Test Strategy
Fundamentals of a Test Strategy document
A Test Strategy document conversion the overall test approach and goals to a project. A test plan covers how specific features/functionality will be tested.
A test strategy is useful reference project document to highlight the testing coverage of a major new feature. A test strategy should be done with every major project. Small projects and bug fixes are not something that needs a test strategy document.
Test Strategy Topics
Here are the main categories of a Test Strategy Document:
- Goal - What is the goal of the particular test strategy
- Sign-Off - Have some sign-off by the QA Lead, Dev Lead, Business Owner and Project Architect
- Scope - Identify the product features and risk areas. Include important milestones.

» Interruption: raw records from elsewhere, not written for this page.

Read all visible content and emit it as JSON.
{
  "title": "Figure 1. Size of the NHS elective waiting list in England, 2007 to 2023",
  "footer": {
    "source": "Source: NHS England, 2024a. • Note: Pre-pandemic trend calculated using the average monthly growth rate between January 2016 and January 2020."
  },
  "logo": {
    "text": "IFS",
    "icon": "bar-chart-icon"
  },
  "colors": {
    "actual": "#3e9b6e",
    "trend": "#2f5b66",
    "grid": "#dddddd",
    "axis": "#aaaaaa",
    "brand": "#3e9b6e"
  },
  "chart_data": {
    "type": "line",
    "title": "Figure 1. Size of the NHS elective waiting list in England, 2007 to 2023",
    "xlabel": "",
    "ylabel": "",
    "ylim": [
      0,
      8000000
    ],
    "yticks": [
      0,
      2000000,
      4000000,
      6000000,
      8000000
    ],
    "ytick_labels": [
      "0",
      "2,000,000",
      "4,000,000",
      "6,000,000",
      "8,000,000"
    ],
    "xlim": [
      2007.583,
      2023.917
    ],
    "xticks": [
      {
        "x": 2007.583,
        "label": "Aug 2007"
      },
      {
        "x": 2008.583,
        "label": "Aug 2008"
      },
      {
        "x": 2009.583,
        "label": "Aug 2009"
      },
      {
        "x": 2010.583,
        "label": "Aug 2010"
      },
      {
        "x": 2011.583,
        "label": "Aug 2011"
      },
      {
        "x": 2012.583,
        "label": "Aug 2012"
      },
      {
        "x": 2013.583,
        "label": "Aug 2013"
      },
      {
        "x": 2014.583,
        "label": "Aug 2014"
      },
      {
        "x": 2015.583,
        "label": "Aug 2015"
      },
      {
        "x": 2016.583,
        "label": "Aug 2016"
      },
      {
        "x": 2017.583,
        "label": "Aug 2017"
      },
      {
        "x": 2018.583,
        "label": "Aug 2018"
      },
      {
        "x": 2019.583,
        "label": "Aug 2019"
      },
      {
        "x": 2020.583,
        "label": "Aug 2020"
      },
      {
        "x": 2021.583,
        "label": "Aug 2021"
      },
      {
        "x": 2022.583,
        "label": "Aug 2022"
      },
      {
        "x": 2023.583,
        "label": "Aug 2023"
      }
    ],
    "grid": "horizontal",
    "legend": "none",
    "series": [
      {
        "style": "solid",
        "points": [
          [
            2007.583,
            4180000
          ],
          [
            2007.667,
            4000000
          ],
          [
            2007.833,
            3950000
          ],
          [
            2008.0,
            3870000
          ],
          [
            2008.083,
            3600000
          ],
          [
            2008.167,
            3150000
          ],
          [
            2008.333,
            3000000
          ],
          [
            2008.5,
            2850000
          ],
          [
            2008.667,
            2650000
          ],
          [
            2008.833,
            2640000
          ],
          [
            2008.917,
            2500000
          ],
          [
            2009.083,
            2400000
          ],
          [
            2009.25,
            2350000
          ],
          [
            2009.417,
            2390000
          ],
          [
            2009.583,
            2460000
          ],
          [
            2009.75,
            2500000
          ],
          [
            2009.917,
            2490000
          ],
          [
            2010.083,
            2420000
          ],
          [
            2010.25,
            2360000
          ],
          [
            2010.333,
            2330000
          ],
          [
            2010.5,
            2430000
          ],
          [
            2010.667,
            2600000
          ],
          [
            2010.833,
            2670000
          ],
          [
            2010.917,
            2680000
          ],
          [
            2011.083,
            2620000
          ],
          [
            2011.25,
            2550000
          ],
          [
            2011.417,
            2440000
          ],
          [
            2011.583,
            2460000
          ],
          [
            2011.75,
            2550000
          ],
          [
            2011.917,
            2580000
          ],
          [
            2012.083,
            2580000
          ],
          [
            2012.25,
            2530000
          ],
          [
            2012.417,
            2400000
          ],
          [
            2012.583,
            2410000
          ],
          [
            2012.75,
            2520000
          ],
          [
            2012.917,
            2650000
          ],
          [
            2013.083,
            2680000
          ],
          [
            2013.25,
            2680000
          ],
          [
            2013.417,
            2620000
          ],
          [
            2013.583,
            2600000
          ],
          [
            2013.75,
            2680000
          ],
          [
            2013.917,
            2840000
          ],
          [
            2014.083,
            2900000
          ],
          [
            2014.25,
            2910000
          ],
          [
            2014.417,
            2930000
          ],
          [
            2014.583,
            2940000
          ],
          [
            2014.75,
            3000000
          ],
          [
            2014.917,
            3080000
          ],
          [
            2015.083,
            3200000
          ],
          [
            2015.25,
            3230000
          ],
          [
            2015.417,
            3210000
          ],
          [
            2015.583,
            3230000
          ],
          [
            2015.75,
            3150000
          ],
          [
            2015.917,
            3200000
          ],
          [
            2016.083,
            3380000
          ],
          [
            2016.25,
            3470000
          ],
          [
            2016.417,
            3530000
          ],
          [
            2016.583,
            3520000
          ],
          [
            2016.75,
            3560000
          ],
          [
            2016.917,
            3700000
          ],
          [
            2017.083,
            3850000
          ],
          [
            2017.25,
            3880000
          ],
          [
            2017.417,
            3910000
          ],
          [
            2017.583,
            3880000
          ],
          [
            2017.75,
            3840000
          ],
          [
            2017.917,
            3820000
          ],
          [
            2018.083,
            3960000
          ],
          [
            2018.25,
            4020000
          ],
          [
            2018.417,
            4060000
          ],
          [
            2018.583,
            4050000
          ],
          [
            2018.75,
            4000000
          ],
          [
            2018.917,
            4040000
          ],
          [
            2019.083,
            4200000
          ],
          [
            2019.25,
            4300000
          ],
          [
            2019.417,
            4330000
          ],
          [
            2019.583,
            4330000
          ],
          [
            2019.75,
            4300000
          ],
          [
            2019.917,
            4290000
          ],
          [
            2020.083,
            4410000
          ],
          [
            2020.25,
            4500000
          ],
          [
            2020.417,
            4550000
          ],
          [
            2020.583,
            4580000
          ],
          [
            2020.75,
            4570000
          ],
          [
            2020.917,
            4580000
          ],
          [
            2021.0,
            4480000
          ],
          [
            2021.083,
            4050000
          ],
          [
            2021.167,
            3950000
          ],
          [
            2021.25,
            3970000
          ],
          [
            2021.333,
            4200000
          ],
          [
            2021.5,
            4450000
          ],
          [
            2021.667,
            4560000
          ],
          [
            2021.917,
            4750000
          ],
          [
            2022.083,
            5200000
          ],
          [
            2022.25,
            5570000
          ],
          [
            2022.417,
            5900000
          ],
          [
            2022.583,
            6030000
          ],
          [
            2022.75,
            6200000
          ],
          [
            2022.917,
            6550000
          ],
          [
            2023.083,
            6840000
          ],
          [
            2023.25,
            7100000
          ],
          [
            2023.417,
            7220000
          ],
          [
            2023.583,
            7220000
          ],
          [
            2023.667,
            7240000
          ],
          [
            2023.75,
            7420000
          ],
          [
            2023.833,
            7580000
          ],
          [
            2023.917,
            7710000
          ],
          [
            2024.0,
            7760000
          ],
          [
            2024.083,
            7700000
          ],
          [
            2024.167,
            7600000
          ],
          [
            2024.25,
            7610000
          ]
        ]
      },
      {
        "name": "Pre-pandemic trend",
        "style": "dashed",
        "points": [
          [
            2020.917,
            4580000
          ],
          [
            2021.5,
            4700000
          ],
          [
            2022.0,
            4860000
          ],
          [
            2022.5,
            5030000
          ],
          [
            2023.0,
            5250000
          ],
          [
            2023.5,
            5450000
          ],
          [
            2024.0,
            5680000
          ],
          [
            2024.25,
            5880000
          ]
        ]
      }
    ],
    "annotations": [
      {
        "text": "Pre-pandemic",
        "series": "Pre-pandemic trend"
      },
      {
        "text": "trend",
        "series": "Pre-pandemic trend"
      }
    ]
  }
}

- Test schedule - Know when the project is going live and any rollout plan.
- Release Testing - Cover testing that will be performed at each release deployment. Good to keep a history for tracking purposes.
- Schedule Risks - What are areas of the project that could impact the release of the feature. Example might be third party support, special configurations, account settings.
- QA Resources - Who should people contact if there are issues?
- Timeline - Similar to the Test Schedule, but more focus on the project, what's QA involvement in the release of the feature.
- Jira Tickets - List of the story tickets for this project.
- Project Library - Links to the important documents to this project.
- Competition - List of similar features that are done in other companies. This is useful to understand how consumers may view this product.
Three Tips on Test Strategy Document
This is a live document and the QA Lead should be updating the document - at least once per week. Timelines and releases are areas that get the most updates.
Once the Test Strategy document structure is in place, the document should be shared with the project stakeholders Once it's been signed-off then the document should be shared with other QA Members.
Once the project is completed - usually when the project maintenance has been completed, the document should conclude with a "Transition Plan." This is when the test cases become part of the general release testing. Usually the QA Lead would go through the test cases to tag items that should be automated for regular regression.